Assim, para além de se transformar numa gigantesca fábrica de empregoso
Brasilprecisa fomentar empregos e/ou autoempregos realizados em boas condições,
compatibilizando objetivos econômicos e sociais, não se limitando a políticas
sociais compensatórias (mesmo que ainda indispensáveis), mas promovendo o
acesso universal aos serviços sociais de base(3) e a proteção dos
trabalhadores.
Poderia falar de um conceito que sugere um alvo (conceito-meta) e que sinaliza
uma insuficiência (conceito indicial, que neste caso indica uma falta/
carecimento), desenhada em termos de uma qualidade desejada, a decência, frente
a sua falta, a indecência?
O que falta, de acordo com este discurso, é um marco social adequado para a
economia global; faltam mecanismos para considerar os impactos sociais das
políticas econômicas e financeiras; falta regulação sobre a economia global;
falta que a produção e outros elementos próprios da globalização sejam
coerentes com os direitos humanos, a igualdade, o emprego e a seguridade; falta
o diálogo social, nacional e internacional. Enfim, um déficit intolerável agora
indica que "a concretização dos direitos básicos dos trabalhadores deve ser o
piso social da economia global"(4).
Devemos ver os problemas e as aspirações através dos olhos das
pessoas. Suas prioridades são o emprego e renda decentes,
oportunidades para seus filhos, segurança no trabalho, na família e
na aposentadoria, respeito aos seus direitos e voz e participação nas
decisões que têm a ver com elas. [...] Todos devem ter a oportunidade
de acesso a um trabalho produtivo e digno. Essa é a pré-condição para
um desenvolvimento socialmente sustentável, o caminho em direção à
igualdade, uma fonte de esperança que é essencial para a paz(4:1 ).

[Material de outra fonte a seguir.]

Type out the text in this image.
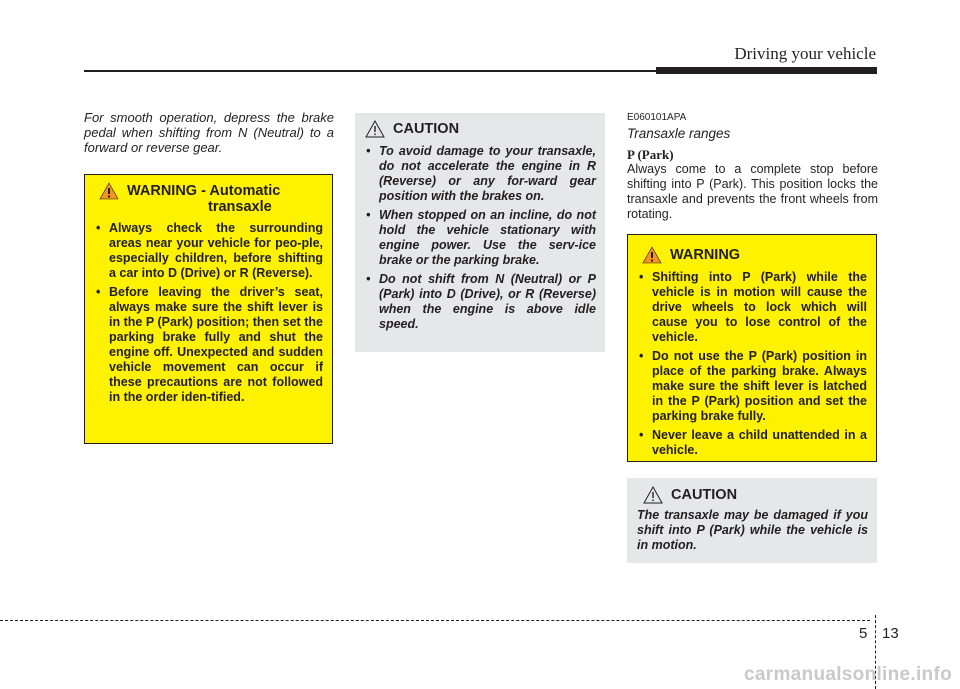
Driving your vehicle

For smooth operation, depress the brake pedal when shifting from N (Neutral) to a forward or reverse gear.

WARNING - Automatic
transaxle
• Always check the surrounding areas near your vehicle for peo-ple, especially children, before shifting a car into D (Drive) or R (Reverse).
• Before leaving the driver’s seat, always make sure the shift lever is in the P (Park) position; then set the parking brake fully and shut the engine off. Unexpected and sudden vehicle movement can occur if these precautions are not followed in the order iden-tified.
CAUTION
• To avoid damage to your transaxle, do not accelerate the engine in R (Reverse) or any for-ward gear position with the brakes on.
• When stopped on an incline, do not hold the vehicle stationary with engine power. Use the serv-ice brake or the parking brake.
• Do not shift from N (Neutral) or P (Park) into D (Drive), or R (Reverse) when the engine is above idle speed.
E060101APA
Transaxle ranges
P (Park)

Always come to a complete stop before shifting into P (Park). This position locks the transaxle and prevents the front wheels from rotating.

WARNING
• Shifting into P (Park) while the vehicle is in motion will cause the drive wheels to lock which will cause you to lose control of the vehicle.
• Do not use the P (Park) position in place of the parking brake. Always make sure the shift lever is latched in the P (Park) position and set the parking brake fully.
• Never leave a child unattended in a vehicle.
CAUTION

The transaxle may be damaged if you shift into P (Park) while the vehicle is in motion.

5 13
carmanualsonline.info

O trabalho decente é um ideal cuja prática se impõe como fundamentalmente
necessária para a realização do potencial humano do trabalhador. Com efeito, o
trabalho não é somente um meio de sobrevivência. Trata-se de uma necessidade
básica do homem e da mulher, que carregam dentro de si o sentido de construção.
Construção, pelo trabalho, de uma vida melhor, para si, para seus dependentes,
para sua comunidade, para seu país, enfim.[...] a promoção do trabalho decente
pressupõe o apoio à geração de empregos formais, o oferecimento de proteção
social, o respeito aos direitos básicos do trabalhador-cidadão e o incentivo ao
fornecimento do diálogo entre empregados e empregadores(5:1 ).
O conceito de worklover se refere apessoa que ama o trabalho; que apesar de
dedicar tempo demais ao trabalho possui uma relação altamente prazerosa com o
mesmo. O conceito surgiu em oposição ao tão conhecido "workaholic", que não
apenas "trabalha demais', mas encontra no trabalho uma maneira de fugir da
vida, de não enfrentá-la. A diferença está entre um "viciado" ou "obcecado"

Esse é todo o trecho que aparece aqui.